LU MING: I actually don’t like the modern China now, but for the opposite reason, I think it’s because we have become more like the Western world, and at the same time, the Western world has also begun to become like us. I am not very old, but I have been to many parts of the world. Even this kind of experience makes me feel that we have lost a lot of the truly beautiful qualities of the world outside of this focus on ideology. I really like this American drama series “Yellowstone”. I appreciate the Japanese attitude towards politics and their own culture. I absolutely hate and abhor any form of “domination”, especially the use of “economy” as handcuffs. When I was at Burning Man in 2018, I was sitting on the white sand of Play, away from the crowd, watching the deep blue mountains in the distance lying quietly under the pink sky caused by the afterglow of the setting sun, smelling the wind, listening to the time slowly flow by. I felt that in that moment I saw the world for what it truly is. The world I like to exist in.
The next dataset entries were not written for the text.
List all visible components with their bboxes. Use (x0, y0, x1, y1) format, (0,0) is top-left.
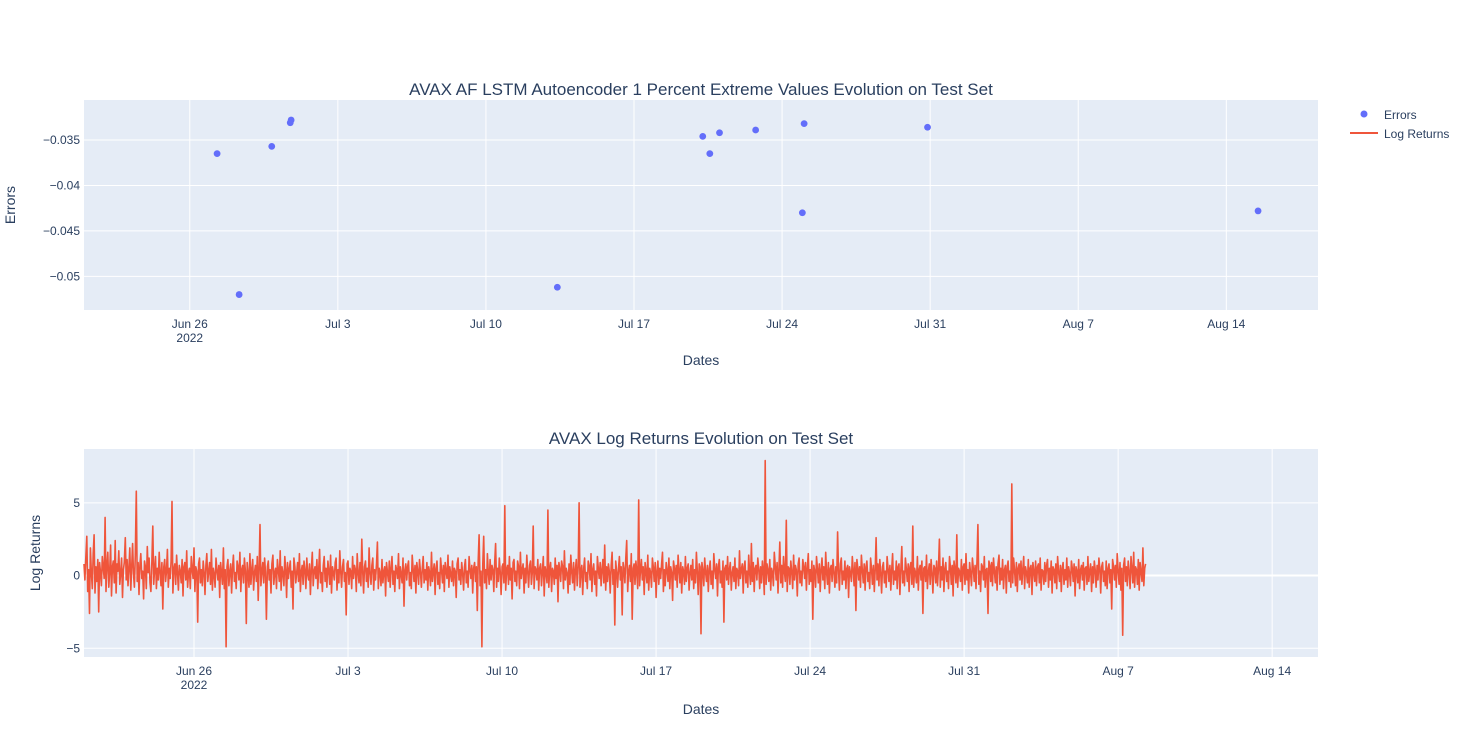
error-point[interactable] (752, 126, 760, 134)
legend-item-log-returns[interactable]: Log Returns (1350, 127, 1449, 141)
y-tick-label: −0.035 (43, 133, 80, 147)
errors-x-axis-label: Dates (683, 352, 720, 368)
errors-plot-background (84, 100, 1318, 310)
x-tick-label: Jul 3 (335, 664, 361, 678)
error-point[interactable] (706, 150, 714, 158)
error-point[interactable] (213, 150, 221, 158)
x-tick-label: Aug 7 (1102, 664, 1134, 678)
log-returns-chart-title: AVAX Log Returns Evolution on Test Set (549, 429, 854, 448)
error-point[interactable] (553, 283, 561, 291)
legend-errors-marker-icon (1360, 110, 1368, 118)
x-tick-label: Jul 24 (766, 317, 798, 331)
error-point[interactable] (924, 123, 931, 131)
error-point[interactable] (235, 291, 243, 298)
x-tick-label: Aug 14 (1207, 317, 1245, 331)
y-tick-label: −5 (66, 641, 80, 655)
x-tick-label: Jul 24 (794, 664, 826, 678)
log-returns-series (83, 459, 1147, 648)
error-point[interactable] (798, 209, 806, 217)
log-returns-y-axis-label: Log Returns (27, 515, 43, 591)
y-tick-label: −0.05 (50, 269, 81, 283)
x-tick-label: Jul 10 (470, 317, 502, 331)
x-tick-sublabel: 2022 (181, 678, 208, 692)
x-tick-label: Jul 3 (325, 317, 351, 331)
y-tick-label: −0.04 (50, 178, 81, 192)
errors-chart-title: AVAX AF LSTM Autoencoder 1 Percent Extre… (409, 80, 993, 99)
log-returns-y-tick-labels: 5 0 −5 (66, 496, 80, 655)
x-tick-label: Jul 31 (914, 317, 946, 331)
errors-gridlines (84, 100, 1318, 310)
x-tick-label: Jun 26 (176, 664, 212, 678)
x-tick-label: Jun 26 (172, 317, 208, 331)
legend-item-errors[interactable]: Errors (1360, 108, 1417, 122)
errors-series (213, 116, 1262, 298)
x-tick-label: Jul 10 (486, 664, 518, 678)
error-point[interactable] (800, 120, 808, 128)
error-point[interactable] (268, 142, 276, 150)
error-point[interactable] (1254, 207, 1262, 215)
y-tick-label: 5 (73, 496, 80, 510)
error-point[interactable] (287, 116, 295, 124)
error-point[interactable] (716, 129, 723, 137)
x-tick-label: Aug 7 (1063, 317, 1095, 331)
errors-y-axis-label: Errors (2, 186, 18, 224)
y-tick-label: −0.045 (43, 224, 80, 238)
x-tick-label: Jul 17 (618, 317, 650, 331)
errors-y-tick-labels: −0.035 −0.04 −0.045 −0.05 (43, 133, 80, 283)
error-point[interactable] (699, 132, 707, 140)
x-tick-label: Jul 17 (640, 664, 672, 678)
legend-log-returns-label: Log Returns (1384, 127, 1449, 141)
legend-errors-label: Errors (1384, 108, 1417, 122)
log-returns-line[interactable] (83, 459, 1147, 648)
x-tick-label: Jul 31 (948, 664, 980, 678)
x-tick-sublabel: 2022 (176, 331, 203, 345)
log-returns-x-axis-label: Dates (683, 701, 720, 717)
legend: Errors Log Returns (1350, 108, 1449, 141)
x-tick-label: Aug 14 (1253, 664, 1291, 678)
y-tick-label: 0 (73, 569, 80, 583)
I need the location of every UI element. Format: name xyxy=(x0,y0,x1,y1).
I’d trade all the time I’d spent in the world outside of the time spent painting for the feeling I had in that one moment.
What projects have you worked on since HARD MELODY? What projects are you working on now?
LU MING: Right after HARD MELODY was finished, I began to create new stories. I have so many stories still to tell. The new story I am currently working on is called “Lonely Arslen.” I started writing it in 2015. When I had a book signing for the readers in France, I drew the first frame of the story on the signature of each book. It took me five years to finish writing it, and now I have been painting it for nearly a year. This story describes loneliness. People always love to hear about the sunshine. People always say “Oh! This night will pass, but the dawn will come soon!” People love flowers because of their bright colors. But I suddenly thought: Is there not also dignity in darkness? Darkness is just being itself. If dawn never comes, shall we all commit suicide in the dark? Also, to speak to the notion of the shining sun, a mountain facing the sun is great, but why is the stone sitting on the shaded side humble? This story is about drawing an ordinary stone sitting in the shadows to prove its dignity and allow it to not feel sad or pitiful. Someone loves that stone. Anyone who has studied painting knows that the colors in the dark parts are the most saturated and vibrant.
Are there any “dream projects” you hope to create some day?
LU MING: Yes, I hope to paint the story of my grandfather, and another story about the war between Mongolia and China in the 13th century. I haven’t yet fully prepared all the research I need to compile for these stories. These stories, for at least fifteen years I’ve been engaged in all-round historical data research for preparation. I want it to be as if someone brought a camera back to 1234 and recorded every detail of the war. Warriors and heroes, taking off the armor of their respective camps and sides, are equally strong people. This is what I always believe, and I admire them all.